Karena sudah malam waktu setempat, Sean memecat pengawal dan Philip untuk beristirahat. Malam ini Sean masih duduk di sebelah Mio. Sean bukan penakut. Dia adalah lelaki idealis yang logis. Namun beberapa kejadian belakangan yang menimpanya entah kenapa menyangkut supranatural,membuatnya merasa cemas. Hal itu membuat insomianya lebih parah. Ditambah dengan reaksi takut gadis itu siang tadi, Sean jadi merasa sedikit merinding jika sendirian. Baru kali ini dia tidak menyukai ketenangan.

Sean menghembuskan nafas menyesal. Ketika dia insomia, mengikuti saran Mio dia akan mandi air hangat dan garam. Itu cukup membuatnya tidur tanpa gangguan selama empat jam. Tapi di pesawat ini hal itu tidak mungkin dilakukan.

"Ada apa?" Mio yang melihat Sean menghembuskan nafas kesal, jiwa penasarannya terpanggil.

"Apa pertemuan bisnisnya gagal?"

"Tidak."

"Lalu kenapa wajahmu kesal?" Mio memandang wajah Sean. Tapi dari ekor mata Sean, dia menyadari bahwa beberapa kali Mio akan melirik ke samping tubuhnya. Ketika melihat kesamping, seperti yang diduga Sean itu tidak ada apa-apa.

"Aku hanya lelah."

"Kamu mabuk?"

"Tidak."

"Kalau begitu tidurlah. Oh iya..." seakan teringat sesuatu, Mio mengangguk.

"Baik. Karena kamu adalah mesin uangku kamu tidak boleh sakit. Jika kamu sakit, maka atm milikku akan macet."

"Kamu..." Sean benar-benar tidak pernah mengira bahwa gadis disampingnya begitu tak tahu malu.

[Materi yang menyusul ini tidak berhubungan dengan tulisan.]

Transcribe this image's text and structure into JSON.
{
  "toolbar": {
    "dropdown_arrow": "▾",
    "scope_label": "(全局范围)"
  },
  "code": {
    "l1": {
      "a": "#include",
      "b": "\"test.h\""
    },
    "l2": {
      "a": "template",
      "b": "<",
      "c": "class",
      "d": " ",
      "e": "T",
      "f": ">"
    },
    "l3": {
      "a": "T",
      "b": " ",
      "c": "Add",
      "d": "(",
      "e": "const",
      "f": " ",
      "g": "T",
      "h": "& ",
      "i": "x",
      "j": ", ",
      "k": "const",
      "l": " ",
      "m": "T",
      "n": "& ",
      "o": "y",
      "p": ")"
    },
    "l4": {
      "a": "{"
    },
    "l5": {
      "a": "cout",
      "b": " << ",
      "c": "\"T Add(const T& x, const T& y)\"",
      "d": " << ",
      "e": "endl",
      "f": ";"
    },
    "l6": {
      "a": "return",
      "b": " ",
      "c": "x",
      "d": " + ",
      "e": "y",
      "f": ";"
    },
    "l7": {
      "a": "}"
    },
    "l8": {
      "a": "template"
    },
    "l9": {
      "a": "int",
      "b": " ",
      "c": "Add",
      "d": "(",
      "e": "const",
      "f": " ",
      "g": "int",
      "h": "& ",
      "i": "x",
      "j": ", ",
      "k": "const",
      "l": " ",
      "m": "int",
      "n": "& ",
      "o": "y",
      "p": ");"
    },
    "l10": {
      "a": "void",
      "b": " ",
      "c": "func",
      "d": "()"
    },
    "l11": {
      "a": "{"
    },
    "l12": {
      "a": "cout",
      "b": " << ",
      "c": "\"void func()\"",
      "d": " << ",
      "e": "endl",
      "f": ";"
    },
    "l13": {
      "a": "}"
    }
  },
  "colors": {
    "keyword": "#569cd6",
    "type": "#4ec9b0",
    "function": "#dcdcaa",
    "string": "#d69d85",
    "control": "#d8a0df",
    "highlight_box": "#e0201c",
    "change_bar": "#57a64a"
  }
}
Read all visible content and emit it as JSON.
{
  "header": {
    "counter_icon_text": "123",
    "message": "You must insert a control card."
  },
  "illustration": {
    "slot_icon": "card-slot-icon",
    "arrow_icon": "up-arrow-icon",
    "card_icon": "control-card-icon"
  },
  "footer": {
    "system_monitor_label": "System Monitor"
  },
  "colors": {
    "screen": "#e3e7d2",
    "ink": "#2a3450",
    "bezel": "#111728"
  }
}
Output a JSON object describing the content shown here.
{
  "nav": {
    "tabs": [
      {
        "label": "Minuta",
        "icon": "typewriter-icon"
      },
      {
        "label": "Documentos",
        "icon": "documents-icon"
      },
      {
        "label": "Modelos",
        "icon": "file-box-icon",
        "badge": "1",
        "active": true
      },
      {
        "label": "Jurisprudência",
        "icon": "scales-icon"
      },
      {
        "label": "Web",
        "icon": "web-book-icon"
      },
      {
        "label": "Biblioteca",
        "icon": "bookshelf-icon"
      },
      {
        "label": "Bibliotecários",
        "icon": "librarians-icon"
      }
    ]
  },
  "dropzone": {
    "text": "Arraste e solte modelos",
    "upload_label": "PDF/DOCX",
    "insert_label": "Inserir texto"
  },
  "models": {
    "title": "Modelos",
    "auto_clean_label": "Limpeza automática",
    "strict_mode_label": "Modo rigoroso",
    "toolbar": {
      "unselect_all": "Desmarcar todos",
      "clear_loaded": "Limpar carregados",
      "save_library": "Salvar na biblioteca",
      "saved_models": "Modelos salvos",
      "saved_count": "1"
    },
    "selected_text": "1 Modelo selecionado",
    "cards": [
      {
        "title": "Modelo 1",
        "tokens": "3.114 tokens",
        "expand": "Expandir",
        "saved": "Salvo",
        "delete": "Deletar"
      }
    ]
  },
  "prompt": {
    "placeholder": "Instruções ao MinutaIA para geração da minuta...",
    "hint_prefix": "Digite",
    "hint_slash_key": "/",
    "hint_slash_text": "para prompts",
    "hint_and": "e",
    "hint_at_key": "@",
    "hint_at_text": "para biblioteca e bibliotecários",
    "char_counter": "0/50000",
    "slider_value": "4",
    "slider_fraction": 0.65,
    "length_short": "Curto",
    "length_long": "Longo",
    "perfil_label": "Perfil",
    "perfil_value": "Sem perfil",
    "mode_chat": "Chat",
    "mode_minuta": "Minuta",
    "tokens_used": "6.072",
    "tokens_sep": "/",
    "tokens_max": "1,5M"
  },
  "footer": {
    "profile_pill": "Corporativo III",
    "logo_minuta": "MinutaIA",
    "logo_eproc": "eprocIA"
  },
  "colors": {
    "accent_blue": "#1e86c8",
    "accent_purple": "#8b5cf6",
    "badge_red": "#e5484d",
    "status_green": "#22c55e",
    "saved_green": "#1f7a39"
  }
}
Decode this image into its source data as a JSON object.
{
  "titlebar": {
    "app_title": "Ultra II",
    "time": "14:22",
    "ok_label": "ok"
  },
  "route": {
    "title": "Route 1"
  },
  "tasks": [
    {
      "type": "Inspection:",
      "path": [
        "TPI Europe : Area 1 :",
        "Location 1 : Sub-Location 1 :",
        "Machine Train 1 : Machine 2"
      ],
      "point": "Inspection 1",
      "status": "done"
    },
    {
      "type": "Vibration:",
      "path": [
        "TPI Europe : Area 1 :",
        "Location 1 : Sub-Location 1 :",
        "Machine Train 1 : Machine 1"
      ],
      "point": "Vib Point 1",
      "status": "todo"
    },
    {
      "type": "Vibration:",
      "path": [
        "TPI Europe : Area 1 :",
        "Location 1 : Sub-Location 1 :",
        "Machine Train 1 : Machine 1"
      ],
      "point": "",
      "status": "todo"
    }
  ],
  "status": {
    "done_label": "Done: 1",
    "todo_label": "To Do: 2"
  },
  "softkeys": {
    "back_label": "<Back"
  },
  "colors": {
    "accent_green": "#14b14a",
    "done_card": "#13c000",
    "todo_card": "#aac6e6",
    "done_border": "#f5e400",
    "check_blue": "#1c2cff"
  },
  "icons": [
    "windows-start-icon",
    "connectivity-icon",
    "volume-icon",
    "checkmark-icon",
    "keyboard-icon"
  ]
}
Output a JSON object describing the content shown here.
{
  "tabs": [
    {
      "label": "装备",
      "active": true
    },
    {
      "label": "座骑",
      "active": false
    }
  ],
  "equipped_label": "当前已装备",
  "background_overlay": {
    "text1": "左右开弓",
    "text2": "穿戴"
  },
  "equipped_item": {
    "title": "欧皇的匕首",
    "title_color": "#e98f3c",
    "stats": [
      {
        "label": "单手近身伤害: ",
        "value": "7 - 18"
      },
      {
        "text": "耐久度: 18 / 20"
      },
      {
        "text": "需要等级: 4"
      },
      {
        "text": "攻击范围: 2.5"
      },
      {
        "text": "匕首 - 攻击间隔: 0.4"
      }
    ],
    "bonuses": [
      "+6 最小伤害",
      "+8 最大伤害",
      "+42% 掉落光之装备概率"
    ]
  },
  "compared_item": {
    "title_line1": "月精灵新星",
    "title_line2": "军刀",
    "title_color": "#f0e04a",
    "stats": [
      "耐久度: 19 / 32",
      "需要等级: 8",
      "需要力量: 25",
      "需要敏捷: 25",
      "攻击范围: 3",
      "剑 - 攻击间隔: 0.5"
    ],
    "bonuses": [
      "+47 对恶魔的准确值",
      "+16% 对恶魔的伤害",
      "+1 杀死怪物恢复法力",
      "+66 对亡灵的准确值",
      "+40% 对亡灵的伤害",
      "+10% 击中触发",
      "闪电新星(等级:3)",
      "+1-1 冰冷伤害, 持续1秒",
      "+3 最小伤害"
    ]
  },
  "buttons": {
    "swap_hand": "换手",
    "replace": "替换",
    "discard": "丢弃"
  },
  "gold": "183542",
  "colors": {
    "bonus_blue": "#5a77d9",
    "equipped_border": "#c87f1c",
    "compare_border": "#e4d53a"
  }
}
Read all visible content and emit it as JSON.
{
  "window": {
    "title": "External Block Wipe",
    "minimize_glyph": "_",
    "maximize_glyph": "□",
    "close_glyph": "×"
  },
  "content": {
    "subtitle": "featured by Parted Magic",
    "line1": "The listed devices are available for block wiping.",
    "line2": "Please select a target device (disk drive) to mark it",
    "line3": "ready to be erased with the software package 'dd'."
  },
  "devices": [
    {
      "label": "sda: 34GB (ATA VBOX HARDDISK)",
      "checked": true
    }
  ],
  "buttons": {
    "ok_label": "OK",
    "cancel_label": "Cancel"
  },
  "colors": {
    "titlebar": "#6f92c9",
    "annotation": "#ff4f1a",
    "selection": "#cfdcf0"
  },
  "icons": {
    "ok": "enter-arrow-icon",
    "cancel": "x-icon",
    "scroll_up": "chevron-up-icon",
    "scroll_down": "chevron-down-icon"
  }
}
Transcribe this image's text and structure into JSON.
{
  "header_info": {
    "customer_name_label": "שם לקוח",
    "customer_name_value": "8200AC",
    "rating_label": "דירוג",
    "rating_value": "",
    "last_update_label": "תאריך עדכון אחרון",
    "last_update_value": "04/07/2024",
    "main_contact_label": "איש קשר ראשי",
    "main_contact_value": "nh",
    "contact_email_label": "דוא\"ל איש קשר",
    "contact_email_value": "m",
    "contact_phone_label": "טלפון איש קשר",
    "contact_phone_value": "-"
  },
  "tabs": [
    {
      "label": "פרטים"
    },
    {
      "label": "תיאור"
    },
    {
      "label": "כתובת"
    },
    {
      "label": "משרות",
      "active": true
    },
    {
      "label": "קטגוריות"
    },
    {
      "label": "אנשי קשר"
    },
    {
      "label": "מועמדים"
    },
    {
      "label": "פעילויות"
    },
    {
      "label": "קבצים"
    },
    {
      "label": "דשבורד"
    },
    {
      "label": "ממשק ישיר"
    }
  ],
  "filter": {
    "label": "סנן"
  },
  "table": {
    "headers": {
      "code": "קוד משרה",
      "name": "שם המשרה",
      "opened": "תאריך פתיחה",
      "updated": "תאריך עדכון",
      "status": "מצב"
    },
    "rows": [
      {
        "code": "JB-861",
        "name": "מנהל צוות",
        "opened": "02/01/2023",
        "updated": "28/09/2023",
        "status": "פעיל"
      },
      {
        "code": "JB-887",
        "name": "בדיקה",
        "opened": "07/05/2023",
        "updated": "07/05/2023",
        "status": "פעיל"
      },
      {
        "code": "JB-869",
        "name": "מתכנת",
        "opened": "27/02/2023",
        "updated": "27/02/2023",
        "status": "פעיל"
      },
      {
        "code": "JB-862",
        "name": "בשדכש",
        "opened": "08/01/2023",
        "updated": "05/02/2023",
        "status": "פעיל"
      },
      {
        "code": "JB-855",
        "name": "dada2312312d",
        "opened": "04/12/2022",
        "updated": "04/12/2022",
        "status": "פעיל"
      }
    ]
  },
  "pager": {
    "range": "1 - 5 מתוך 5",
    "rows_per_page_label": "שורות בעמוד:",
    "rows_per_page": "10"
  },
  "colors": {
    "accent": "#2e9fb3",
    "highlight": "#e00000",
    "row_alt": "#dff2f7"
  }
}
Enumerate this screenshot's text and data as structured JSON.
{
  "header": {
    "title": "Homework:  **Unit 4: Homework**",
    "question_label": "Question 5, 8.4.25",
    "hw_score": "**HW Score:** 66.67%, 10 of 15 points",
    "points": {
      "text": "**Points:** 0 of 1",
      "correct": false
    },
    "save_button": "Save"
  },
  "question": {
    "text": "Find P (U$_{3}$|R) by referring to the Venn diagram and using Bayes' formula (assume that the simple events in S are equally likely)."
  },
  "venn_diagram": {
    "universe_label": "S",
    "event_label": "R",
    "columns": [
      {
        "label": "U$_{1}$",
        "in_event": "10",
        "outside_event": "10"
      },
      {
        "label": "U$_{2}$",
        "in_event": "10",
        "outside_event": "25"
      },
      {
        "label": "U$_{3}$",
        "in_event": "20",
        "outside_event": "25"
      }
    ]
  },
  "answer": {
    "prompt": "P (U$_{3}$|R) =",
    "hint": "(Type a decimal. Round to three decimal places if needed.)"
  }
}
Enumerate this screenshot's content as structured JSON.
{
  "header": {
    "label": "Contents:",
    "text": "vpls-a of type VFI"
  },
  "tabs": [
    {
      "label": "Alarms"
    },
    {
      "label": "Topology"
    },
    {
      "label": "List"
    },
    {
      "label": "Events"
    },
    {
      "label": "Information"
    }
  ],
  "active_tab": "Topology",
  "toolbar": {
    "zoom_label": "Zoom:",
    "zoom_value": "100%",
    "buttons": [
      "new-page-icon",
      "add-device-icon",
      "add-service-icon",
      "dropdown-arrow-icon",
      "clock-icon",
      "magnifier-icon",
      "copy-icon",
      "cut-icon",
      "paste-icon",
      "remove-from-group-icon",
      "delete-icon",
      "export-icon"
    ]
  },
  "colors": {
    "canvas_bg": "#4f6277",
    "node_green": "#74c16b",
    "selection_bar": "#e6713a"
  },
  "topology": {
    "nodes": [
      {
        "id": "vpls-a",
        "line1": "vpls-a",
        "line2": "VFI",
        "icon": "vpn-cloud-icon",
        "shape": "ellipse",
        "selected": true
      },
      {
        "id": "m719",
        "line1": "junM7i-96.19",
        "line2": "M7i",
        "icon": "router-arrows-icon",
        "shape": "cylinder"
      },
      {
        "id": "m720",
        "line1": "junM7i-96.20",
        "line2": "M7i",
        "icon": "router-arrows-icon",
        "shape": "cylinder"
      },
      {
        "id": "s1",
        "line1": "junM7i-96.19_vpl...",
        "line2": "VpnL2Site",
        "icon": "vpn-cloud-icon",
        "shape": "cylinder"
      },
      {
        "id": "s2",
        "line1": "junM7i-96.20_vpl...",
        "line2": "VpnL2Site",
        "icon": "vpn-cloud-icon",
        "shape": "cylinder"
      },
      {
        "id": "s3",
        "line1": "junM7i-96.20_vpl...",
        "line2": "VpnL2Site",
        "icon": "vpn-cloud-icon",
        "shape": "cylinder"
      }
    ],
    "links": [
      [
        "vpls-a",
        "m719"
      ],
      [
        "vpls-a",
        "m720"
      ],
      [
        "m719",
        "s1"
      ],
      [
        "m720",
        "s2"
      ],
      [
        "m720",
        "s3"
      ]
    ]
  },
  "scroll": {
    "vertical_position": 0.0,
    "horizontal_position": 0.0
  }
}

"Yah, jangan banyak bicara. Sekarang mana tanganmu." Mio menengadahkan tangannya. Sean melihat tangan Mio, seolah paham dia merogoh saku jas dan memberikan selembar uang ke tangan Mio. Melihat uang seratus ribu di tangannya, Mio langsung mengutuk.

"Bukan ini! Maksudku tanganmu! Benar-benar makna harfiah!" Meski meluruskan kesalahpahaman, Mio juga tidak malu memasukkan uang seratus ribu itu ke dalam saku celananya.

"Oh." Lalu dengan kaku Sean mengulurkan tangan kanannya.

"Ini?"

"Yep." Dengan gerakan halus Mio menelusupkan jari-jarinya ke sela jari milik Sean. Menggenggamnya hangat. Wajah Sean mendadak kaku ketika sentuhan itu terjadi. Namun Mio tidak terlalu memperhatikannya. Mio seorang psikolog. Dia adalah tipe wanita yang akan mudah bersosialisasi. Tidak ada perasaan canggung sama sekali padanya saat dia memegang tangan Sean. Namun mungkin itu berbeda dengan apa yang Sean rasakan.

"Sekarang kamu cukup menutup mata dan berbaring rileks." Sambil memberi intruksi, Mio menekan tombol kursi untuk bergerak mode tidur di kursi Sean dan miliknya. Dengan begitu baik Sean dan dirinya sudah dalam posisi nyaman untuk tidur.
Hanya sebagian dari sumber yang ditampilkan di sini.